Sometimes it feels like Life presents no middle ground. It can as clear as a hurricane coming and our choice to leave or stay and deal with what comes afterwards, the consequences. Or perhaps in a marriage.
We can feel it coming, that Y in the road. We can flash on how we have set it up. We can regret and feel pain for what will come and follow. We can observe ourselves in our actions from within like deer caught in the headlights against the rising tide.
We can also know and feel that it is the right action.
We have all been in the place of hitting the Y in the road. We have seen it off in the distance and we can want to hide from it but still it comes. Only two choices. Because we know that everything will change. and we have feelings about that.

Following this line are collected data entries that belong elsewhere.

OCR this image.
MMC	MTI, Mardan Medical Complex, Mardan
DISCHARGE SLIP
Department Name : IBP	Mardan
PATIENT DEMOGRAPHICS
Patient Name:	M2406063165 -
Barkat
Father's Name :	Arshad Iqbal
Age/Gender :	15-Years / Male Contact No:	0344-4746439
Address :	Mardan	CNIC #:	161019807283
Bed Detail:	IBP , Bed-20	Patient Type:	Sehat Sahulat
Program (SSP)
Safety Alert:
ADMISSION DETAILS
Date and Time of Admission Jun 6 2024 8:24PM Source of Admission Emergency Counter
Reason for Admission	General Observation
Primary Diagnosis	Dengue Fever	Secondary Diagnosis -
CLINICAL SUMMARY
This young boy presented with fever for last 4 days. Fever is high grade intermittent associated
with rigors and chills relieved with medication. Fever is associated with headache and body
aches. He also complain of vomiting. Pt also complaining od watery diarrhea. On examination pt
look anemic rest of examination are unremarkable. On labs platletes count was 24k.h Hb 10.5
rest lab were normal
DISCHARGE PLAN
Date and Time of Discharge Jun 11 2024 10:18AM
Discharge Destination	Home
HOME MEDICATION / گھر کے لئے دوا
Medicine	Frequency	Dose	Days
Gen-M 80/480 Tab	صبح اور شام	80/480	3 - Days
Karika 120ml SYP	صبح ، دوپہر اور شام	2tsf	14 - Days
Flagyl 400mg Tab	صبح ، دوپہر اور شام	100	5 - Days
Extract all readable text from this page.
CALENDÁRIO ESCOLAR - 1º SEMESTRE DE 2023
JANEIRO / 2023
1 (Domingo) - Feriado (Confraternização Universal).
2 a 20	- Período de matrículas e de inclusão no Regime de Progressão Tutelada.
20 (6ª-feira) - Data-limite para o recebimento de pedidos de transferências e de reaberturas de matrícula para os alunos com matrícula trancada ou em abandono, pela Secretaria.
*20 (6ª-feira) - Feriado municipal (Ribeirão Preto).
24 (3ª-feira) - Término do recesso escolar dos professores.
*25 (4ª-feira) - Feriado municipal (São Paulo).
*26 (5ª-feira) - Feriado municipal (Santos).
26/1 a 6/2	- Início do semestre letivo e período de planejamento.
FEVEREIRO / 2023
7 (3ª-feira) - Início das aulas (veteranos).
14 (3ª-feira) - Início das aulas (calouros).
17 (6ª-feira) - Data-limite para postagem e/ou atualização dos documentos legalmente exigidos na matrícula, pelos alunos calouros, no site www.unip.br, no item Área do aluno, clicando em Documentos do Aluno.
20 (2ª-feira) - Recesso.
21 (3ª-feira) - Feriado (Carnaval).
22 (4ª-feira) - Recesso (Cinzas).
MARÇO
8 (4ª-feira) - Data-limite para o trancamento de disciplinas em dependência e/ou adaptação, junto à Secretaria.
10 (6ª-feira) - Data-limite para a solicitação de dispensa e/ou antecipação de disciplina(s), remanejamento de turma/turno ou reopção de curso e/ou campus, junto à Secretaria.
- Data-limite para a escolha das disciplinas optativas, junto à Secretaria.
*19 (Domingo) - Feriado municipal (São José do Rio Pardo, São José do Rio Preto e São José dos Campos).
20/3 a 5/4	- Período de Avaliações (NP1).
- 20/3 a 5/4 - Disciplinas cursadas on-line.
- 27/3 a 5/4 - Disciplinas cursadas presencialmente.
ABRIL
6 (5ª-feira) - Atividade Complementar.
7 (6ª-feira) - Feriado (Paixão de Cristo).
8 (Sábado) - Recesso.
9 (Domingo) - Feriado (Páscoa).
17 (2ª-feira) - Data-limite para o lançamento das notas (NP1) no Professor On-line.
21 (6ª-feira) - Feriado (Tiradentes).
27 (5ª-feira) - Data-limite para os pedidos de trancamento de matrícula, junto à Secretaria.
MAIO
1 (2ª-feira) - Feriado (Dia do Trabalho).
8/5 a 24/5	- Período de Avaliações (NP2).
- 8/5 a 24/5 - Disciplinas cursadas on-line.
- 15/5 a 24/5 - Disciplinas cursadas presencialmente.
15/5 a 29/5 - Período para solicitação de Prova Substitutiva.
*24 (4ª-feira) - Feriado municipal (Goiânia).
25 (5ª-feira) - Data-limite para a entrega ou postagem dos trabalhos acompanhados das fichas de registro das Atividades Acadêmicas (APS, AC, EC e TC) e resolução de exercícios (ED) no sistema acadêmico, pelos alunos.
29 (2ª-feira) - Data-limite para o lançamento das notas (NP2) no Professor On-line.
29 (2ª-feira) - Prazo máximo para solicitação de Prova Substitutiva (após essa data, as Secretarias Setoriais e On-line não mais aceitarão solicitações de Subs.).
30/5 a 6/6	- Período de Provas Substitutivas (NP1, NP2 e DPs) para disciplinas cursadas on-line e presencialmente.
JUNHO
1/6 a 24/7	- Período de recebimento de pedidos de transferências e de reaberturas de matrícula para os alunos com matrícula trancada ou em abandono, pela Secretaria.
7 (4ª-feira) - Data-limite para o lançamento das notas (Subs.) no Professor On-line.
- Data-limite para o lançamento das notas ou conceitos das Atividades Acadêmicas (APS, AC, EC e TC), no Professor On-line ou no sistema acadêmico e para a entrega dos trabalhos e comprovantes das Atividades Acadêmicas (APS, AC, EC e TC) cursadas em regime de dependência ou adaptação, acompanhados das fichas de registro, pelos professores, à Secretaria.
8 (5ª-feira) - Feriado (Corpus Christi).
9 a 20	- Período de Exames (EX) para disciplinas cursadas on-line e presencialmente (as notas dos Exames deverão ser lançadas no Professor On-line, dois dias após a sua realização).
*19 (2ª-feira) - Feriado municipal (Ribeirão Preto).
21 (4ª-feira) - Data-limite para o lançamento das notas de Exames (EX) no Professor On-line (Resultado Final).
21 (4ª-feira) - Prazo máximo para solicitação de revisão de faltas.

Being true to ourselves or what seems truthful in the moment may upset the applecart. That applecart is our idea of who we think we are in our life and where we are going in that life.
Life is filled with the adventure of being alive. That includes messiness, unwillingness, whining, and also order, and a willingness to ride it out and enjoy, love and care for one another. We are shortsighted when we think whatever is going on now is forever. There is no forever, only expansiveness.
In the current accelerating energetic rhythms we find ourselves in right now change will happen and is happening. We wake up one morning and things are different from when we went to bed. It rains and it doesn't stop, the land floods. And sometimes, it can be fast and furious in that 24 hours. Things never contemplated, imagined, feared or wanted have happened. Maybe also something remarkable, wanted, not expected can happen.
We are always co creating in our relationships to our environment and people. With people we assign roles and those roles will come with rules of how we will be. Most of us don't hold the awareness that our role may shift in time and so must the rules defining that role. Until we come to the Y.
We may be in awareness of one another's sense of truth or not. We may be in a state of unknowing or unclarity for ourselves that becomes clear in time. We only know we were in a state of connection and now we may find ourselves in a different state of connection.
Pain is often felt as regret. Pain can be felt taking responsibility for someone else's feelings. Pain is choosing loss of self in order to protect others. Eventually something will have to give when we are feeling compromised.
We each were who we were. Yet it is hard to be truthful with another when we don't know our own truth and only our fears. Also our truths can change. What was is no longer. This is tricky when one notices shift and the other is still in the old mindset of roles and rules.
Consciousness holds for all. As humans we take that all and narrow it down to fit who we show up as. And sometimes that does not mean for easy or pretty or pain free in going forth and living.
But it is always in how we each have set our rules up about our lives and being.
One constant in life is that nothing ever stays the same though it may seem things never change. At some point what is will become what was.
The Y creates a seemingly different direction as part of the journey. But perhaps just two different ways around the mountain that will meet together again on the other side.
As Consciousness, life is an enriching, deepening state of continuance that may include at some point, a coming apart to form into something new.